In a midterm environment with a Democratic wave, Davis's incumbency advantage could be enough to hold on. In a neutral or Republican-favoring environment, the district's partisan lean would likely flip it. This is the kind of seat that determines House majority control.

NC-13 — Toss-up

Triangle Suburbs: The Demographic Battleground

North Carolina's 13th district covers suburban Wake County — the exploding commuter belt around Raleigh — plus Johnston County to the southeast. The demographic story here is one of the most fascinating in the country: highly educated tech and pharmaceutical workers moving from the Northeast and West Coast are rapidly displacing older, more conservative homeowners, shifting the district's underlying partisan composition.

This has produced a seat that sits at roughly D+2 but is genuinely competitive because the new resident population has not yet settled into reliable voting patterns. Recent arrivals are politically engaged but don't always vote at the same rates as long-term residents.

Issues that matter in NC-13: housing costs (Raleigh has seen dramatic price increases), education quality in rapidly growing school systems, healthcare costs, and tech industry immigration polling. Both parties are investing heavily in this district for 2026.

NC-6 — Lean Democratic

Charlotte Suburbs: Banking Class Politics

North Carolina's 6th district encompasses portions of suburban and exurban Charlotte — Mecklenburg County fringe communities and surrounding counties where the banking and financial services workforce lives. This is the outer ring of Charlotte's professional-class migration: the communities where Bank of America executives, Truist analysts, and financial services workers settle when they're priced out of the inner suburbs.

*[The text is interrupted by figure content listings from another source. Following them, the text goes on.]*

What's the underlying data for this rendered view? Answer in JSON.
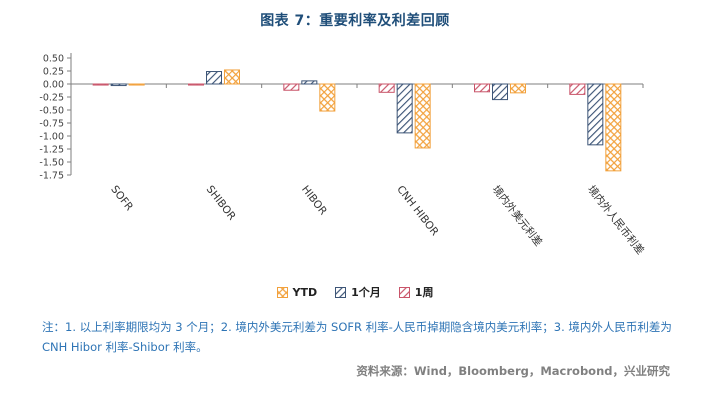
{
  "figure": {
    "note": "注：1. 以上利率期限均为 3 个月；2. 境内外美元利差为 SOFR 利率-人民币掉期隐含境内美元利率；3. 境内外人民币利差为 CNH Hibor 利率-Shibor 利率。",
    "source": "资料来源：Wind，Bloomberg，Macrobond，兴业研究"
  },
  "chart_data": {
    "type": "bar",
    "title": "图表 7：重要利率及利差回顾",
    "categories": [
      "SOFR",
      "SHIBOR",
      "HIBOR",
      "CNH HIBOR",
      "境内外美元利差",
      "境内外人民币利差"
    ],
    "series": [
      {
        "name": "1周",
        "color": "#C9556A",
        "pattern": "diagonal",
        "values": [
          -0.02,
          -0.02,
          -0.12,
          -0.16,
          -0.15,
          -0.2
        ]
      },
      {
        "name": "1个月",
        "color": "#3D5577",
        "pattern": "diagonal",
        "values": [
          -0.03,
          0.24,
          0.06,
          -0.94,
          -0.3,
          -1.17
        ]
      },
      {
        "name": "YTD",
        "color": "#F2A13C",
        "pattern": "cross",
        "values": [
          -0.02,
          0.27,
          -0.52,
          -1.23,
          -0.17,
          -1.67
        ]
      }
    ],
    "legend": [
      "YTD",
      "1个月",
      "1周"
    ],
    "legend_position": "bottom",
    "ylim": [
      -1.75,
      0.5
    ],
    "ytick_step": 0.25,
    "grid": false,
    "axis_color": "#7F7F7F"
  }
}
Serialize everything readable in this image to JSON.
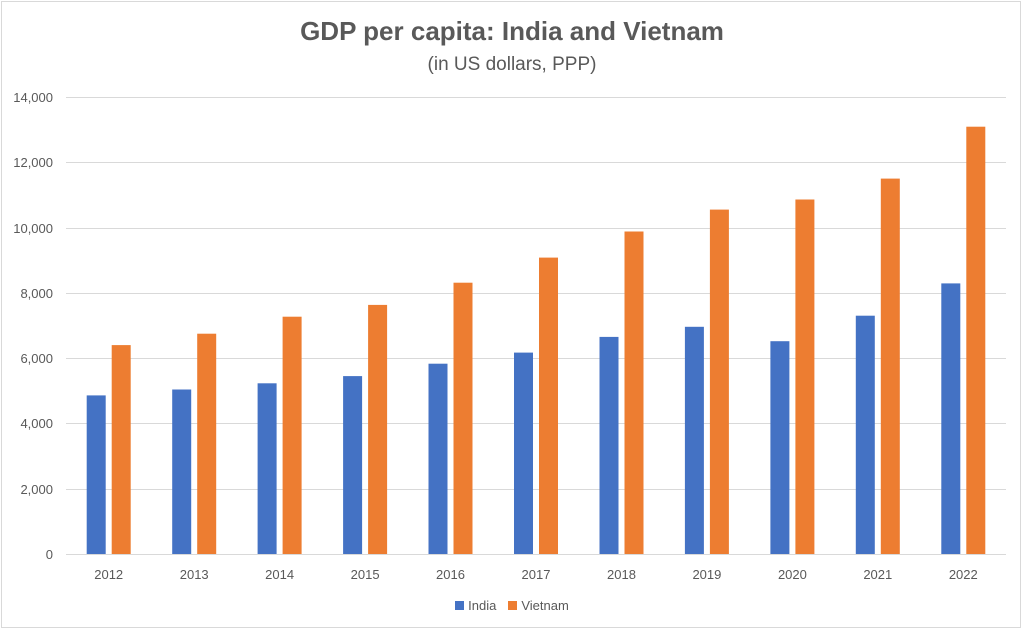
{
  "chart_data": {
    "type": "bar",
    "title": "GDP per capita: India and Vietnam",
    "subtitle": "(in US dollars, PPP)",
    "xlabel": "",
    "ylabel": "",
    "categories": [
      "2012",
      "2013",
      "2014",
      "2015",
      "2016",
      "2017",
      "2018",
      "2019",
      "2020",
      "2021",
      "2022"
    ],
    "series": [
      {
        "name": "India",
        "color": "#4472c4",
        "values": [
          4860,
          5040,
          5230,
          5450,
          5830,
          6170,
          6650,
          6960,
          6520,
          7300,
          8290
        ]
      },
      {
        "name": "Vietnam",
        "color": "#ed7d31",
        "values": [
          6400,
          6750,
          7270,
          7630,
          8310,
          9080,
          9880,
          10550,
          10860,
          11500,
          13090
        ]
      }
    ],
    "ylim": [
      0,
      14000
    ],
    "yticks": [
      0,
      2000,
      4000,
      6000,
      8000,
      10000,
      12000,
      14000
    ],
    "ytick_labels": [
      "0",
      "2,000",
      "4,000",
      "6,000",
      "8,000",
      "10,000",
      "12,000",
      "14,000"
    ],
    "grid": true,
    "legend_position": "bottom-center"
  }
}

The D+2 lean reflects a district that has shifted Democratic as the professional class sorted toward Democrats during the Trump era. Former state AG candidate Jeff Jackson built a political profile in this area, and Democrats have worked to establish infrastructure in these communities that can sustain competitive races.

Key issues: financial regulation, housing affordability, public school quality, and healthcare polling. The district's banking-sector workforce is unusually sensitive to financial market stability, making tariff-driven market volatility a politically potent issue in ways it is not in more rural districts.